Introduction
Les enquêtes sur le #télétravail qui cherchent à déterminer si c’est un mode de travail performant et bon pour la qualité de vie sont souvent uniquement déclaratives : « les salariés déclarent être plus productifs... Ils déclarent être plus heureux, … ». Mais les études qui mesurent les résultats directement sont rares pour des raisons bien compréhensibles. Il faut une société qui se prête à ce genre d’exercice et trouver de vrais indicateurs.
Malgré ces difficultés, une étude concernant les impacts quantitatifs tangibles a été réalisée et présentée en 2017. Vous trouverez ci-dessous une traduction libre de l’article du professeur d’économie Nicholas Bloom du 20 septembre 2017 décrivant ses conclusions ainsi que les courbes issues de sa présentation TEDx.
Mise en place de l'expérience
Imaginez une personne travaillant à la maison. Si vous vous représentez quelqu'un en pyjama qui regarde des vidéos sur son ordinateur portable, vous n'êtes pas seul. « Beaucoup de gens pensent que travailler chez soi est une façon d’éviter de travailler », dit Nicholas Bloom, professeur d'économie à l'université de Stanford (TEDxStanford Talk: Allez-y, dites à votre patron que vous travaillez à la maison).
Nicholas Bloom codirige le programme de productivité, d’innovation et d’entreprenariat du National Bureau of Economic Research des États-Unis. Il a lui-même a travaillé de son domicile et comme tout le monde, il a constaté que ce mode de travail se répand lentement mais surement. Et il pense que le télétravail ne se réduit pas à regarder Netflix toute la journée.
Aux États-Unis, le nombre d’employés qui pratiquent le télétravail a triplé au cours des 30 dernières années. Cependant le taux reste faible puisque seulement 2,4% des américains télétravaillent. "Sur les 150 millions d'Américains qui travaillent, cela signifie néanmoins qu'environ 3,6 millions d'Américains travaillent à domicile".
D'un autre coté, dans les pays en développement - où la technologie mobile et l'amélioration de la connectivité numérique ont coïncidé avec la congestion et la montée en flèche des loyers dans les villes - entre 10 et 20% des employés travaillent à distance au moins une partie du temps.

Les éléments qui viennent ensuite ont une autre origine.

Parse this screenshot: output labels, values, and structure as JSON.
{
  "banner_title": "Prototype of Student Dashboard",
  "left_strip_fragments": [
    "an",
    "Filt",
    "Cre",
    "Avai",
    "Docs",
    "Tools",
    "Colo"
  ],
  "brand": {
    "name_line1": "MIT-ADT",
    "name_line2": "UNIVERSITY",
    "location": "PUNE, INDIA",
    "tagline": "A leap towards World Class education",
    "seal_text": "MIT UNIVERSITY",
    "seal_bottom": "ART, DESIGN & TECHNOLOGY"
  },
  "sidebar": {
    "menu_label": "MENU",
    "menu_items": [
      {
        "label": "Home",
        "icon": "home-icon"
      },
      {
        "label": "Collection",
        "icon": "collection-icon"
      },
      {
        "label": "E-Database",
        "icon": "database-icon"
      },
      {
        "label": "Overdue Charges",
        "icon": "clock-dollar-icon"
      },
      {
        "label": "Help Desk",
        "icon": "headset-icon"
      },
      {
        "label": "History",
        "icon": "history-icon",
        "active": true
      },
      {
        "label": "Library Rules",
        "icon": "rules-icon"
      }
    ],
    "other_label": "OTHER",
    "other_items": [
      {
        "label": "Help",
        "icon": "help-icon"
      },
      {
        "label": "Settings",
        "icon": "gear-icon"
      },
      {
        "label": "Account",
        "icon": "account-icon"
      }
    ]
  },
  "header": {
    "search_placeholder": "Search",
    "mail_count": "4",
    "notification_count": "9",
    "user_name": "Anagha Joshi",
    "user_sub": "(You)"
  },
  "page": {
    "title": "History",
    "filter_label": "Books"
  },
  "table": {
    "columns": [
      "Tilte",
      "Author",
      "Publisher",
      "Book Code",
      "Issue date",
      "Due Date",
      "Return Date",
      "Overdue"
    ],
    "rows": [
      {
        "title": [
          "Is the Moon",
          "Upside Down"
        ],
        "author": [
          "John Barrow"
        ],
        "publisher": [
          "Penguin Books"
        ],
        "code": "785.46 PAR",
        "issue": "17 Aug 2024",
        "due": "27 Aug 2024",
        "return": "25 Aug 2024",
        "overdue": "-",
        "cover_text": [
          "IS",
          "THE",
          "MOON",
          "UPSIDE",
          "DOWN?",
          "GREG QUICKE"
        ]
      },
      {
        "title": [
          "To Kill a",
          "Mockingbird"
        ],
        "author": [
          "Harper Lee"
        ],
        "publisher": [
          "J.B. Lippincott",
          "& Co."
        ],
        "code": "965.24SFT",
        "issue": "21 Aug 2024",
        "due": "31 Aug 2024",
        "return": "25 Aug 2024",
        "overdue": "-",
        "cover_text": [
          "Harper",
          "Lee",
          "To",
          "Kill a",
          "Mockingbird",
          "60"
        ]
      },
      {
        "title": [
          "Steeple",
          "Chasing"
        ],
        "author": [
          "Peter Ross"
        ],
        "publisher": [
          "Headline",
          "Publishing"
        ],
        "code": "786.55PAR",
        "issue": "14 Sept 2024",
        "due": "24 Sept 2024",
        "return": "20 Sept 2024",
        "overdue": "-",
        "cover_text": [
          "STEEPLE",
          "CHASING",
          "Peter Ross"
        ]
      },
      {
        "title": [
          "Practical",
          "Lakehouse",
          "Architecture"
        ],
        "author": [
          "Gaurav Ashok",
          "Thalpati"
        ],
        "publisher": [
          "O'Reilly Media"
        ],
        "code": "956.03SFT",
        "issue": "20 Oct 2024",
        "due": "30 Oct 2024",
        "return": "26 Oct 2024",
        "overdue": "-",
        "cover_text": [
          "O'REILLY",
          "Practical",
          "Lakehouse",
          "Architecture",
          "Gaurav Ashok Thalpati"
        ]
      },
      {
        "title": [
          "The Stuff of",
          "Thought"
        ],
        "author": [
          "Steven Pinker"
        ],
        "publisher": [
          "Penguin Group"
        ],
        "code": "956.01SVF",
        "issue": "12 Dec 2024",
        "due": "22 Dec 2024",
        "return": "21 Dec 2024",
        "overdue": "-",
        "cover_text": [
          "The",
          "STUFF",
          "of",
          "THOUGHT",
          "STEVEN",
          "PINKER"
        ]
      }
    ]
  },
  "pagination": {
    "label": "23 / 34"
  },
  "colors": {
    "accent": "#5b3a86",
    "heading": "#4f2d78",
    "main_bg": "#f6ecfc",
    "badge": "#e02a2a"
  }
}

Il a trouvé peu d'études impartiales à l’époque sur le sujet du travail à domicile. « Tout ce que j'ai vu était diffusé par des personnes qui étaient favorables au télétravail dès le départ. Les opposants restaient silencieux ». De fait, ce n’est pas un sujet facile à explorer. « Cela nécessite une étude pointilleuse et un nombre suffisant de participants pour former des groupes expérimentaux et témoins. Les participants doivent également être prêts à poursuivre l'expérience pendant une période suffisamment longue [pour que les résultats soient significatifs]». Enfin, une autre contrainte est que les chercheurs doivent trouver une entreprise disposée à expérimenter avec leurs travailleurs.
Heureusement, Bloom connaissait quelqu'un pouvant lui permettre de mettre en place une telle approche. James Liang, cofondateur et PDG de Ctrip, la plus grande agence de voyages de Chine, faisait partie de ses étudiants à l'époque.
L’entreprise de James Liang comptait 16.000 personnes. « Un jour, alors que James et moi parlions, il m’a dit que Ctrip était intéressé de permettre à ses employés de Shanghai de travailler de chez eux ». Les bureaux dans la mégapole chinoise coûtaient cher et la société connaissait des taux de démission élevés. Ces départs étaient dus en partie à cause du coût de la vie dans le centre-ville et de devoir supporter des trajets domicile-travail longs et difficiles. Mais sans données concrètes pour éclairer leur décision, la société hésitait à apporter des changements importants à sa politique de télétravail.
Bloom et Liang ont conçu une expérience pour tester le travail à distance. Plus de 500 employés du centre d’appel de la société se sont portés volontaires pour l’expérience et environ la moitié de ceux-ci répondaient aux critères de l’étude : avoir une chambre privée à la maison pour travailler, être un employé Ctrip depuis au moins six mois et posséder un accès haut débit décent. Les personnes ayant des anniversaires un jour pair ont été sélectionnées pour effectuer le télétravail quatre jours par semaine. Ceux avec des anniversaires tombant des jours impairs sont restés au bureau en tant que groupe de contrôle.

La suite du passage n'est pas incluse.